Planning for Retirement

February 4, 2008

Bill Gates recently retired from Microsoft and with his net worth of $56 billion; he will probably make out okay. However, they rest of us could do with a little more planning to ensure that we have enough to make it comfortably through our golden years.

When Bill Gates announced his retirement as chairman of Microsoft earlier this year, there was much fanfare. He was spoofed by colleagues and celebrities alike. He even had a little fun with himself during his final address to the Computer and Electronics Showcase (CES2008).

Bill Gates retirement announcement at CES 2008

The Late Show with David Letterman was also good for a laugh with a spoof on Microsoft Windows and the blue screen of death.

Bill Gates retirement skit on David Letterman Show – Warning: Some cursing/adult language.

When I retire, I doubt that there will be much of a commotion. I’ll be lucky to get a small party with frozen cake, nacho chips and fruit punch. If I adhere to the statistical mean, I can predict that I will have been with four to five additional employers and that my retirement accounts will be fragmented between several different financial institutions. It is also predicted that social security will be insecure by the time I reach the mandated full retirement age. This picture is further complicated if my career goes global, or if I decide to retire abroad.

There are many considerations to take into account when planning for retirement. The problem is that many of us just don’t take the time to do it—at least not until it is too late! The most important thing to do is to put away as much as you can early in your career to take advantage of compound interest. This is not easy for anyone, but the math is simple enough to understand. I have gotten off to a late start with graduate school, postdoctoral studies and teaching taking up the majority of my early earning years. However, I am trying to make up for lost time and income by putting away as much as I can each month through an automatic payroll deduction. Automating the process keeps the money out of my hands and lessens the probability that I will spend it on something less worthy.

Portability is also a key consideration when planning for retirement. While I was teaching at the University of Hawaii, I was able to invest in retirement accounts through TIAA-CREF. That is a good thing since all of the money that the university put away for my retirement in the state system was forfeited when I left. If I had not invested funds in my own account outside of the state system, I would have lost all of my retirement savings up and until that point.
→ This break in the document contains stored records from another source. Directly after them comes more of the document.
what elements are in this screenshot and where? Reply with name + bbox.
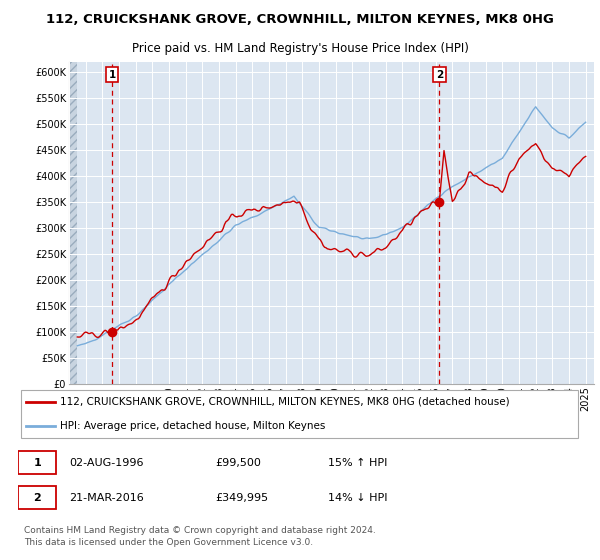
Text: 112, CRUICKSHANK GROVE, CROWNHILL, MILTON KEYNES, MK8 0HG (detached house): 112, CRUICKSHANK GROVE, CROWNHILL, MILTO… — [60, 397, 510, 407]
Text: 14% ↓ HPI: 14% ↓ HPI — [328, 493, 388, 502]
Text: 2: 2 — [436, 69, 443, 80]
Text: £99,500: £99,500 — [215, 458, 261, 468]
FancyBboxPatch shape — [18, 451, 56, 474]
Text: 21-MAR-2016: 21-MAR-2016 — [69, 493, 143, 502]
Text: £349,995: £349,995 — [215, 493, 269, 502]
FancyBboxPatch shape — [18, 486, 56, 509]
Text: Price paid vs. HM Land Registry's House Price Index (HPI): Price paid vs. HM Land Registry's House … — [131, 43, 469, 55]
Text: Contains HM Land Registry data © Crown copyright and database right 2024.
This d: Contains HM Land Registry data © Crown c… — [23, 526, 376, 547]
Text: HPI: Average price, detached house, Milton Keynes: HPI: Average price, detached house, Milt… — [60, 421, 326, 431]
Bar — [69, 62, 77, 384]
FancyBboxPatch shape — [21, 390, 578, 437]
Text: 02-AUG-1996: 02-AUG-1996 — [69, 458, 143, 468]
Text: 112, CRUICKSHANK GROVE, CROWNHILL, MILTON KEYNES, MK8 0HG: 112, CRUICKSHANK GROVE, CROWNHILL, MILTO… — [46, 13, 554, 26]
Text: 1: 1 — [34, 458, 41, 468]
Text: 1: 1 — [109, 69, 116, 80]
Text: 2: 2 — [34, 493, 41, 502]
Text: 15% ↑ HPI: 15% ↑ HPI — [328, 458, 388, 468]
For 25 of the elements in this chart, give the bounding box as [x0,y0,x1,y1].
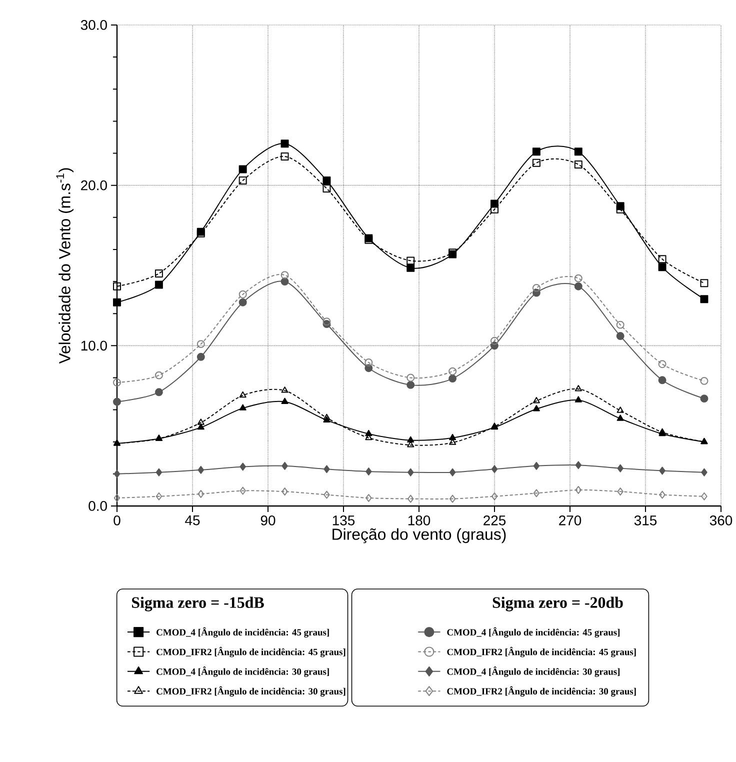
legend-label: CMOD_4 [Ângulo de incidência: 30 graus] [156,666,329,677]
x-tick-label: 270 [559,515,582,526]
y-tick-label: 0.0 [88,501,107,511]
y-tick-label: 20.0 [81,180,107,190]
legend-label: CMOD_4 [Ângulo de incidência: 30 graus] [447,666,620,677]
y-axis-title: Velocidade do Vento (m.s$^{-1}$) [56,168,74,364]
text: Sigma zero = -15dB [132,596,264,612]
legend-label: CMOD_4 [Ângulo de incidência: 45 graus] [156,627,329,638]
x-tick-label: 0 [114,515,120,526]
legend-label: CMOD_IFR2 [Ângulo de incidência: 45 graus] [156,646,346,658]
x-tick-label: 45 [185,515,200,526]
legend-label: CMOD_IFR2 [Ângulo de incidência: 45 graus] [447,646,636,658]
x-tick-label: 135 [332,515,355,526]
y-tick-label: 10.0 [81,340,107,351]
x-tick-label: 90 [260,515,276,526]
legend-label: CMOD_IFR2 [Ângulo de incidência: 30 graus] [447,686,636,697]
x-tick-label: 180 [408,515,430,526]
x-tick-label: 360 [710,515,732,526]
x-tick-label: 315 [634,515,657,526]
legend-label: CMOD_4 [Ângulo de incidência: 45 graus] [447,627,620,638]
x-tick-label: 225 [484,515,506,526]
text: Sigma zero = -20db [492,596,623,612]
y-tick-label: 30.0 [80,20,107,30]
x-axis-title: Direção do vento (graus) [332,528,506,544]
legend-label: CMOD_IFR2 [Ângulo de incidência: 30 graus] [156,686,346,697]
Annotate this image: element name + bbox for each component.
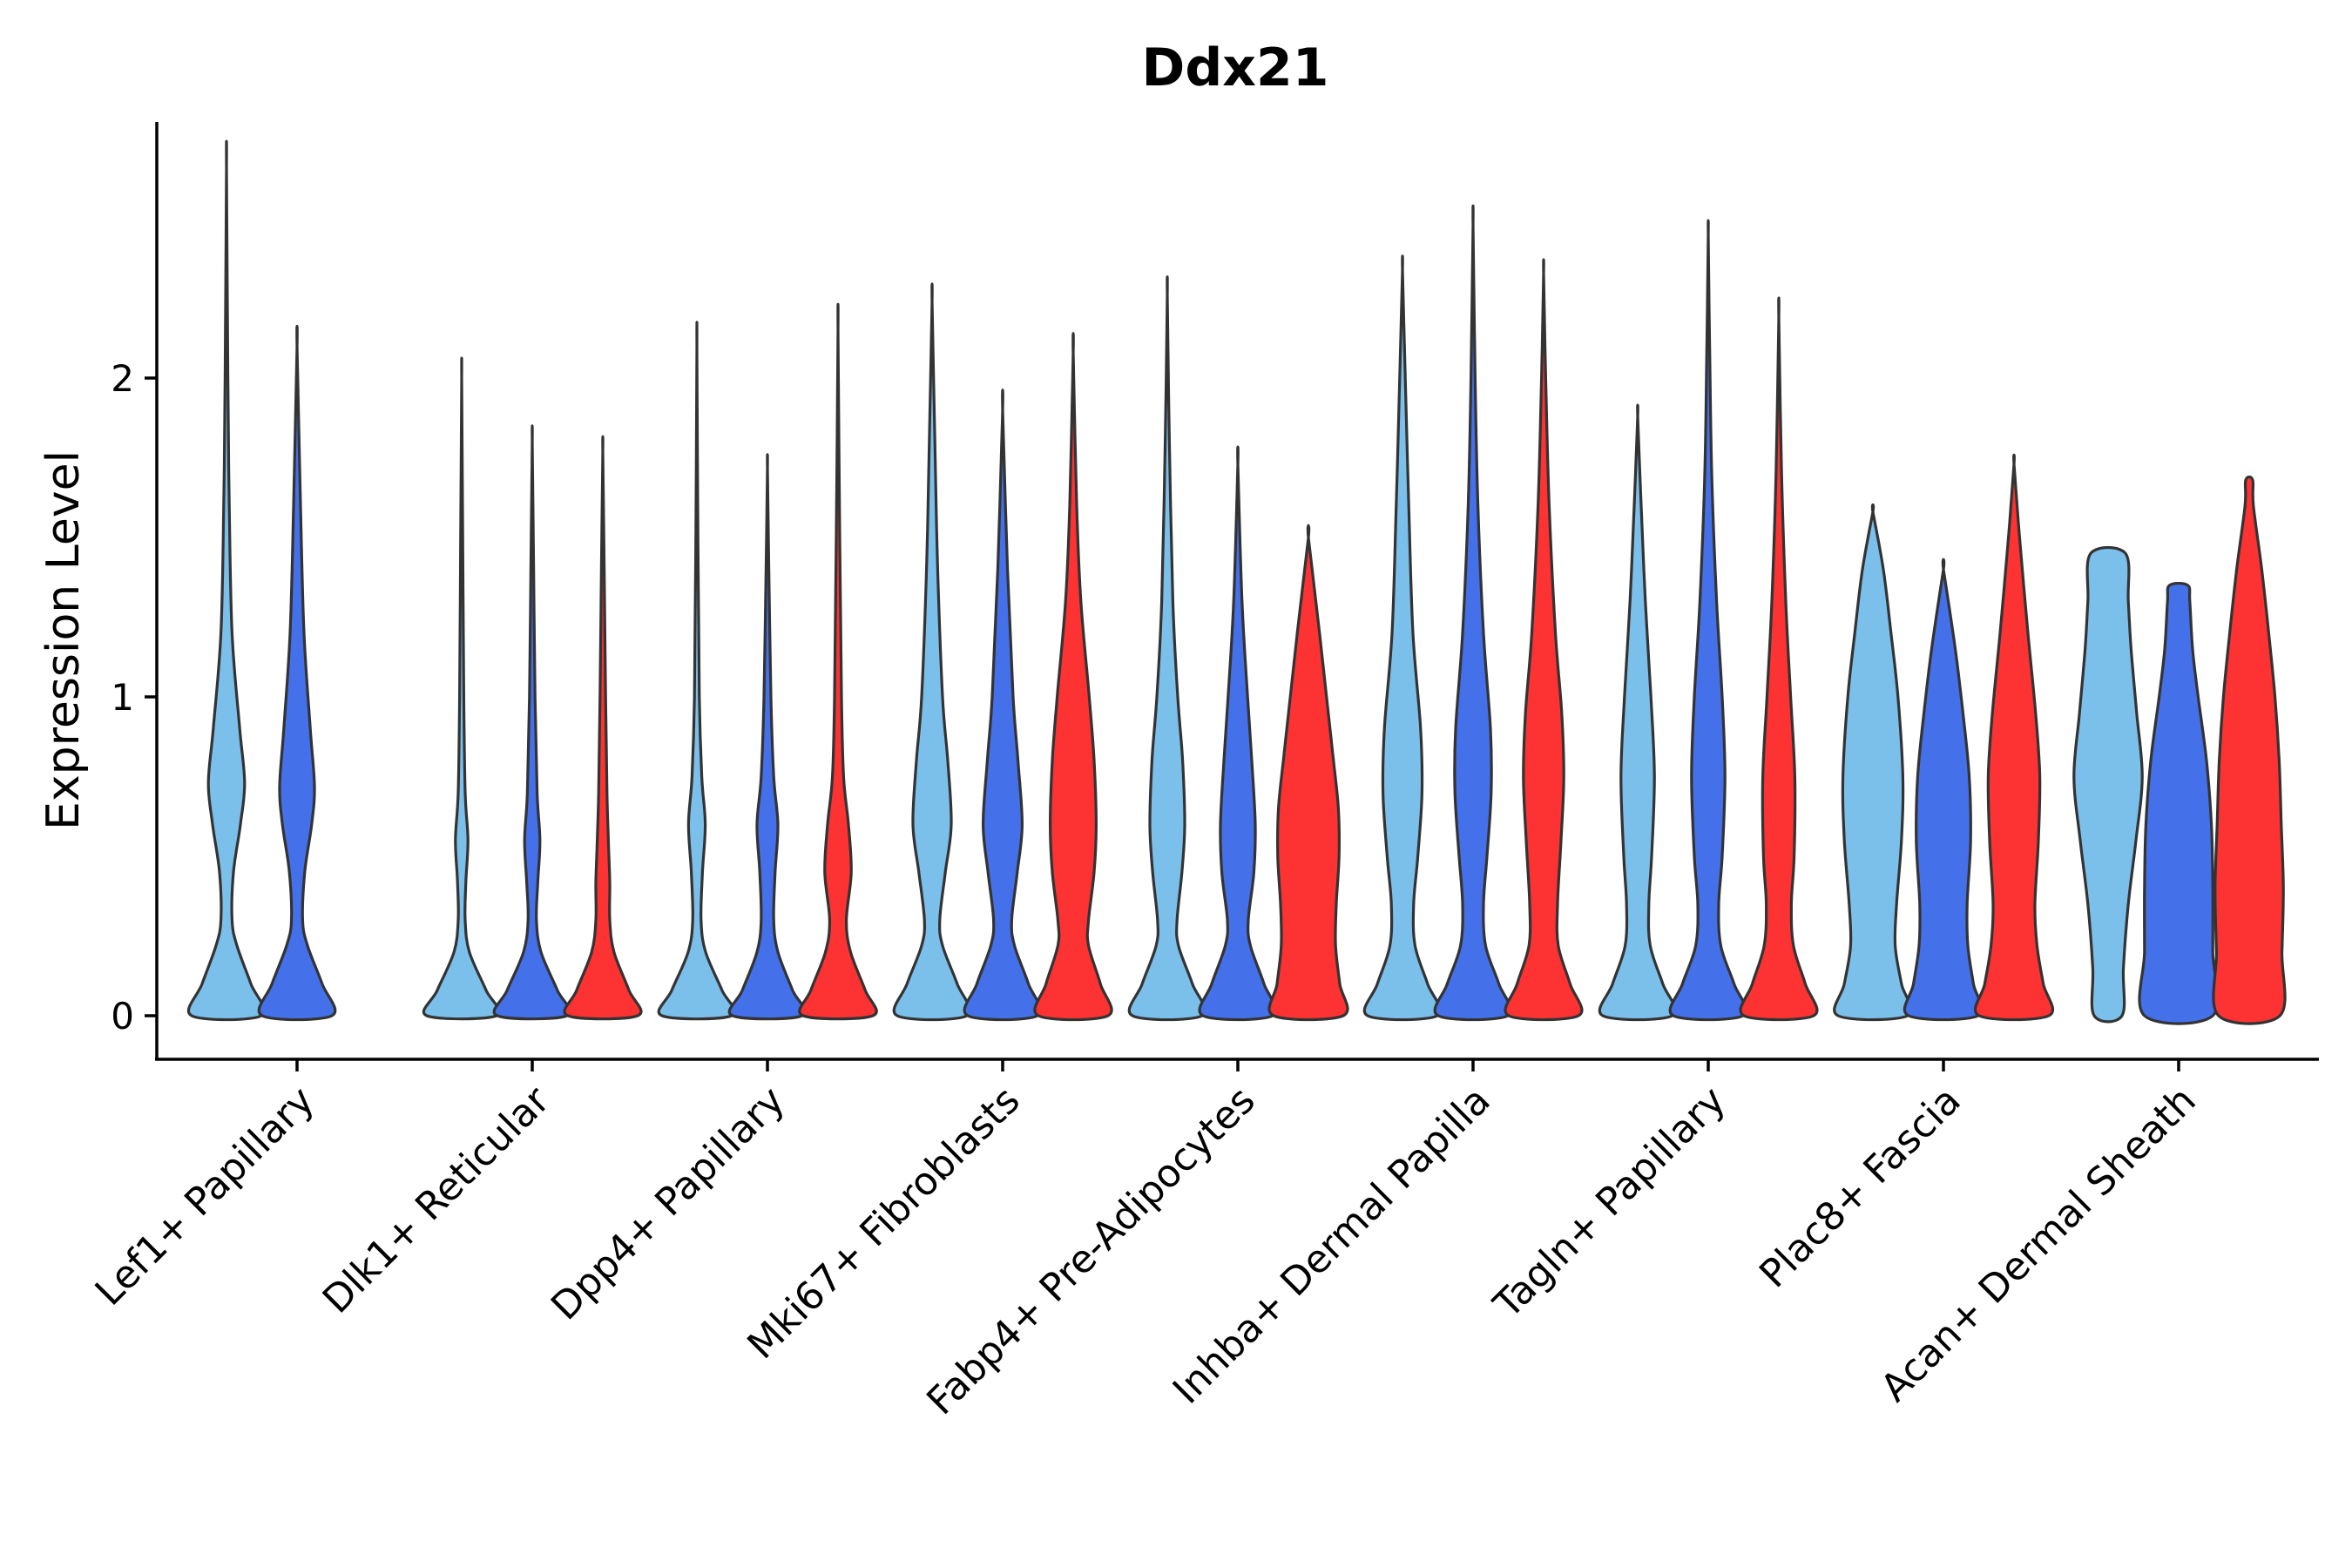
x-tick-label: Plac8+ Fascia [1751, 1078, 1970, 1297]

If you haven’t started thinking about retirement or are confused about your options, there are plenty of good sources of information online. AARP and Yahoo both have excellent investment guides. Most financial institutions also offer advice, but be aware that they are trying to sell their products, so a neutral and unbiased source of information may serve you better.


In closing, it should be noted that I am not a financial expert. I’m a chemist. So, I would not expect you to take my advice any more seriously that Bill Gates has done. Then again, if he had invested heavily in Apple stock a few years back, he might have had a few billion more to spend.